# Help! My fish won't stop fighting



## cdnshopaholic (Aug 11, 2007)

I need some help with my new 55 gallon setup. I originally had a 20 gallon tank with one red zebra cichlid (I believe female but I am not sure). I also had a 29 gallon tank with Yellow labs. My goal was go get a 55 gallon tank and combine all the fish into the one tank. I did that last week. Yay! LOL I thought there might be some issues as my red zebra is over 4 years old and she has always had a tank to herself (she has harassed any other fish that I tried in there to death), so I left the 20 gallon set up. 
All the fish have been in the new tank for over a week and things were going fine until Friday. The fish in the tank are as follows: 4 year old red zebra, 4 yellow labs approximately 1 year old and about 6 yellow labs from 6 months and younger (their babies), 1 5 year old pleco (not sure what kind) and 2 smaller catfish (again not sure what type). I am not sure what sex most of these fish are.
The red zebra and the largest of the yellow labs had a few minor scraps and the red zebra came out on top.

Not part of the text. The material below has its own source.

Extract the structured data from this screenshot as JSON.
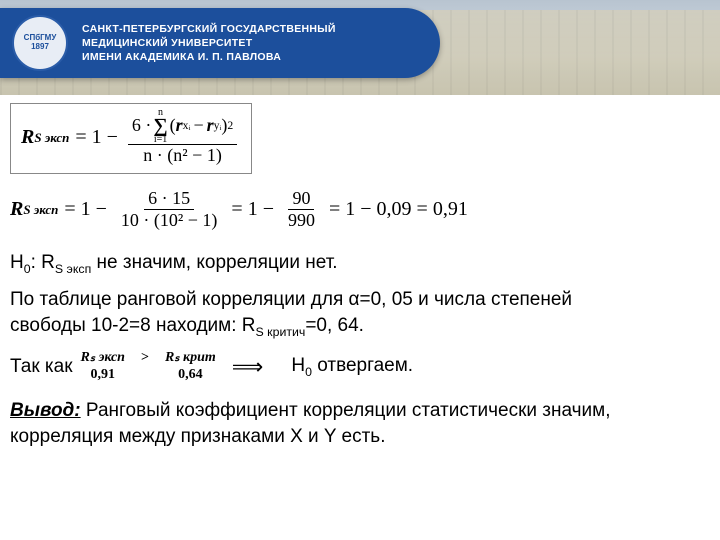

She would randomly chase all the other fish but it seemed minor. Then, on Friday I noticed they were all ganging up on the pleco. I went over to the tank and realized they were biting his eyes which were all torn and bloody. I immediately moved him (and the 2 catfish) to the 20 gallon tank. He seems to be recovering nicely, but may have lost the vision in one eye.
Then, sometime last night there must have been another battle, as today the largest of the yellow labs is the tank 'king'. He is constantly chasing the red zebra every time he sees her. She is very scared and panicy and does not seem to want to fight back at all.
Any thoughts on how I can keep these fish together or should I just remove the red zebra and put her back in her 20 gallon tank? (Which means the pleco and catfish will be back in the 55 gallon with everyone else).


----------



## cdnshopaholic (Aug 11, 2007)

****...now I don't know who to move out. Now the largest yellow lab and one of the others are fighting and locking lips.


----------



## kewlkatdady (May 15, 2007)

pull all your rock out....

do a water change...

leave the rock out for a few hours...

put the rock back in...

this has worked for me on a few occassions and other times I had to add more fish to spread aggression and other times I've removed fish to get the bad apple out...


----------



## cdnshopaholic (Aug 11, 2007)

Thanks! I have removed the largest aggressive lab for the night and put him in the 20 gallon in the hopes that removing him from the females will calm down his aggression and he won't kill the pleco overnight. (Seems ok so far in both tanks). It looks like I will have to figure out how many males I have in the new tank sooner than I had hoped and give away some. 
Tomorrow I will try the 'removing rocks' trick.


----------



## cdnshopaholic (Aug 11, 2007)

So, everyone made it through the night alive. LOL Now that I have removed the largest yellow lab male the one it was fighting with is now chasing another fish. So, I think I can assume that of the 4 full grown yellow labs in the tank I must have 3 males and one female. (Plus the juveniles)
I am not very concerned about breeding as there is no store locally that will take the babies, so am not sure how hard it is going to be to get rid of them. 
Would it make sense to keep the 3 males and get rid of the female? And then as the babies mature keep another male (or more) from there? I would like to get some blue cichlids to add to the tank as well. 
I am mostly concerned with having a 'relatively' peaceful tank with a lot of colour and personality.


----------